Thief: The Dark Project (PC, 1998)

icone ordinateur pcTHIEF: THE DARK PROJECT
Titre alternatif : Dark Project : La Guilde des voleurs
Année : 1998
Studio : Looking Glass Studios
Éditeur : Eidos Interactive
Genre : ombre et dé-brouillard
Joué et testé sur PC
Support : CD-ROM


Dans un royaume gangréné par les turpitudes en tous genres, où les machines et le métal tendent à faire croire que le surnaturel a définitivement disparu, les fous de Dieu que sont les Marteleurs imposent leur emprise cruelle sur les petites gens. Mais quelques personnes leur résistent encore… les voleurs par exemple, dont vous, Garrett, secrètement protégé par les énigmatiques Gardiens, êtes le plus impitoyable représentant. Et à force de vous chercher des poux dans la tête, les Marteleurs risquent bien de perdre la leur. Après, bien évidemment, avoir pris le temps de les dépouiller de tous leurs biens… mal acquis. Mais prenez garde… car à force de traîner vos guêtres dans les ombres, vous pourriez bien y réveiller ce qui y était oublié depuis bien trop longtemps…

La première fois que j’ai joué à THIEF, c’était en l’an 2000. Après avoir déniché mon premier vrai travail, trouvé mon premier appart’ de célibataire et surtout en avoir eu fini avec un pas si glorieux service militaire.

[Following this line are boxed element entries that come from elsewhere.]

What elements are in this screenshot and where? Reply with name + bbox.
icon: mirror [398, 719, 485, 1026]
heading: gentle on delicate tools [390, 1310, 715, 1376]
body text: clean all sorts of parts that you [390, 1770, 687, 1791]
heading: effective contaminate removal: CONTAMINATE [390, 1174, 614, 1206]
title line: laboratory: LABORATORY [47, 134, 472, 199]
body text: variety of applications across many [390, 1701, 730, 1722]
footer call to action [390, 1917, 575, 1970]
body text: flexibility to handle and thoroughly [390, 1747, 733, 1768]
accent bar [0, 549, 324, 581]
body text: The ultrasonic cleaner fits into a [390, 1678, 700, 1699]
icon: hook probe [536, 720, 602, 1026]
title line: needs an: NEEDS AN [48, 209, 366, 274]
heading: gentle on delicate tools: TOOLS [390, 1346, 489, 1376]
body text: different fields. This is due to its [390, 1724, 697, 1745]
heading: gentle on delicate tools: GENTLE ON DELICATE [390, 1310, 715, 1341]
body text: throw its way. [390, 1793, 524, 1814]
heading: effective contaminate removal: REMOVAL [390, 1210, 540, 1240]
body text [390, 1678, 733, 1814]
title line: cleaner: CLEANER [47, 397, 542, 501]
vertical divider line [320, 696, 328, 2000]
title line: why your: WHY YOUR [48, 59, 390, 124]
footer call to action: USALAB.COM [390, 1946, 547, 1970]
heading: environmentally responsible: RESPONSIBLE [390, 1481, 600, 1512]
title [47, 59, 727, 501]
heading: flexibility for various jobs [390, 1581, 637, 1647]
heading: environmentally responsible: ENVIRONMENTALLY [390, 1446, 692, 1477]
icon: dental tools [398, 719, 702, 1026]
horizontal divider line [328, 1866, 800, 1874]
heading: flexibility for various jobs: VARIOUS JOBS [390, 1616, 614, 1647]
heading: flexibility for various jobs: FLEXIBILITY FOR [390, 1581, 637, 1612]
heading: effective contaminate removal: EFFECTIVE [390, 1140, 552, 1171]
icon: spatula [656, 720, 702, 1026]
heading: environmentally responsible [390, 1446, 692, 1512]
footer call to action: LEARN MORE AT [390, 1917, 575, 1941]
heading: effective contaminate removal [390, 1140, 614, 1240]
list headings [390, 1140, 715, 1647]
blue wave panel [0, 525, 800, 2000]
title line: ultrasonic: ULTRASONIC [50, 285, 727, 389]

J’y jouais tous les soirs, dans l’obscurité totale de mon studio. Et lorsqu’une copine vint s’installer chez moi… j’ai continué à y jouer à un rythme quotidien, au grand dam de la demoiselle ! C’est que, voyez-vous, on ne tourne pas le dos comme ça à Garrett… et pas seulement par peur de se prendre un backstab ! Les aventures du mystérieux voleur sont tout simplement hypnotiques au possible, une véritable drogue. L’atmosphère y est pour beaucoup, sans doute (ambiance steampunk – médiévale fantastique). Mais que dire alors du gameplay, qui a quasiment tout inventé en matière d’infiltration ? Quelle baffe pour l’époque : se cacher dans les ombres comme un voleur dans une partie de Advanced Dungeons and Dragons, avec une telle science du silence et de la discrétion que le simple talent humain côtoie ici les cimes du surnaturel. Un rêve à jouer, littéralement. En particulier si, comme moi, vous avez eu votre période ADD (autour d’une table avec des dés, j’entends), et que vous aimiez par-dessus tout incarner des voleurs et des assassins. Eh oui, lorsque j’ai pour la première fois posé mes petits doigts musclés sur ce jeu, j’ai eu l’impression jamais plus ressentie depuis qu’il avait été programmé pour moi. Le roi du backstab, de l’embrouille facile, des poches vidées en un souffle. Le voleur habillé d’ombres.

Avant de
mourir,

Les menteurs ont été condamnés
à manger les mains
des voleurs,

Et les voleurs
ont dû avaler
la langue de leurs
frères menteurs.

Et nous avons loué
le Maître créateur
pour son jugement.

– – Livre des principes des Marteleurs

Le maître mot de THIEF est donc l’immersion, l’univers étant absolument incroyable. Comme je l’ai déjà dit, il s’agit d’un monde médiéval fantastique… gangréné par une technologie machiniste enrobant le tout d’une imagerie steampunk du plus bel effet (les outils des Marteleurs, quelques machines étranges comme ces choses ressemblant à des caméras fixées dans les couloirs humides des prisons…). Le mélange des genres est détonnant, surtout que les développeurs ont eu l’intelligence de ne pas surcharger leur monde de fantasy (tout du moins au début de l’aventure).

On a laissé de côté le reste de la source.